Memory and storage for local AI and personal devices

Samsung didn’t limit the showcase to data centers. The company also presented memory and NAND solutions intended to improve local AI performance on personal systems. This included PM9E3 and PM9E1 NAND solutions for NVIDIA DGX Spark, framed as building blocks for “personal AI supercomputers” and local inference-focused workflows.

For mobile and edge AI, Samsung displayed LPDDR5X and LPDDR6 DRAM designed for premium smartphones, tablets, and wearables. LPDDR5X is rated at up to 25 Gbps per pin while reducing power consumption by up to 15%, targeting smoother gaming, responsive on-device AI features, and high-performance multitasking without draining battery life.

LPDDR6 pushes further with scalable 30–35 Gbps per pin bandwidth and introduces power-management features such as adaptive voltage scaling and dynamic refresh control. The goal is to deliver the sustained performance needed for upcoming edge-AI applications while keeping efficiency under control.

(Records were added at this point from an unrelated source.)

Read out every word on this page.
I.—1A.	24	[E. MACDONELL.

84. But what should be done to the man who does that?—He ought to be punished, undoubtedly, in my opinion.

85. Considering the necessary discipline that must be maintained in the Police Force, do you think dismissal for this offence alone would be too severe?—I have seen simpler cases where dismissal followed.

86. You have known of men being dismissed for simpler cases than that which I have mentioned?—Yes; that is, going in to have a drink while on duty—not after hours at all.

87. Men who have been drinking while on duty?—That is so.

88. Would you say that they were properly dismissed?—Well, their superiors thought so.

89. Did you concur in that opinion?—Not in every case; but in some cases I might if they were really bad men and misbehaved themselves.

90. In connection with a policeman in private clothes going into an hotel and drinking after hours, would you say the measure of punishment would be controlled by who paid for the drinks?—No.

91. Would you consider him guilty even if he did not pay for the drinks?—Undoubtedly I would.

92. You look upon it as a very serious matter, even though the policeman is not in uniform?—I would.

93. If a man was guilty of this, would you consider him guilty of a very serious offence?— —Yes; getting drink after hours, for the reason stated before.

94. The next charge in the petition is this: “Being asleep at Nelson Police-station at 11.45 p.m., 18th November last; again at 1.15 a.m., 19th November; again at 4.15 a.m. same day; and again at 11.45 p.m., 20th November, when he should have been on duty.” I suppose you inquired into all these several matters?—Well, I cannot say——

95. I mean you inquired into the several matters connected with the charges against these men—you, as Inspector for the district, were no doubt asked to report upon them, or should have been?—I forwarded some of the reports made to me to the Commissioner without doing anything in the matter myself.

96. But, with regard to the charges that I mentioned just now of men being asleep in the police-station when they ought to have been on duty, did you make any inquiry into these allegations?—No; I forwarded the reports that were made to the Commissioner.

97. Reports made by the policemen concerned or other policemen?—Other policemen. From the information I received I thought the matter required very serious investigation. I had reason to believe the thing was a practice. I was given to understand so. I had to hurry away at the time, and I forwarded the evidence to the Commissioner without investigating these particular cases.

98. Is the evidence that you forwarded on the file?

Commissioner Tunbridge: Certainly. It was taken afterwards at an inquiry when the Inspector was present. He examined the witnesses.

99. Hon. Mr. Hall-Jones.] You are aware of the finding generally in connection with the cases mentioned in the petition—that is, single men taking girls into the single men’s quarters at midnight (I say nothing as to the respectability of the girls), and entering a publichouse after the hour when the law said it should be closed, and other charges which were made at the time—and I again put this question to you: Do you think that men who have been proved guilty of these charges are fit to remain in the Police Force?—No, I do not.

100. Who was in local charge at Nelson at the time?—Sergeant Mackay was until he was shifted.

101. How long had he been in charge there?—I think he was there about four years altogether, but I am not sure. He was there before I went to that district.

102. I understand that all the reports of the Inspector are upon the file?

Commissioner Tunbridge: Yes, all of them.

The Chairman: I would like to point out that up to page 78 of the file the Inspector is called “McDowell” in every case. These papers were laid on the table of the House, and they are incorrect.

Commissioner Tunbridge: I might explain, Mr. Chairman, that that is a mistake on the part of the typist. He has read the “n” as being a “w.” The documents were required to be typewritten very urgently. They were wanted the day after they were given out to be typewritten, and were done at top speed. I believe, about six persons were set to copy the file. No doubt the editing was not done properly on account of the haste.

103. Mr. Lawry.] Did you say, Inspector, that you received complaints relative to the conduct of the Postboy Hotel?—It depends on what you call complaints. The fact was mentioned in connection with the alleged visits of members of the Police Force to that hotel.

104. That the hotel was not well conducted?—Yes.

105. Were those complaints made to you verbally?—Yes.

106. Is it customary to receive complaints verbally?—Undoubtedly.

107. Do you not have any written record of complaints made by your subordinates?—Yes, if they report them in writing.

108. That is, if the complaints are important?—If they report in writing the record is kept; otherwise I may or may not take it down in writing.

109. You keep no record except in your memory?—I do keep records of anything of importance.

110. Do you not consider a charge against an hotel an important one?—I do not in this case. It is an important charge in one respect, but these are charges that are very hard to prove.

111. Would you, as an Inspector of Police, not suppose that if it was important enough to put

Big picture: Samsung is building the backbone for the next AI leap

From ultra-high bandwidth HBM4E for future multi-chip GPU platforms, to SOCAMM2 memory modules and PCIe Gen6 SSDs for modern AI servers, Samsung’s GTC 2026 showcase signals an all-out push to supply the full stack of components AI computing needs. As NVIDIA’s Vera Rubin and Rubin Ultra eras move closer, the race is increasingly about total platform performance—compute, memory, storage, thermals, and efficiency—and Samsung is positioning its next-gen hardware to be ready for that demand.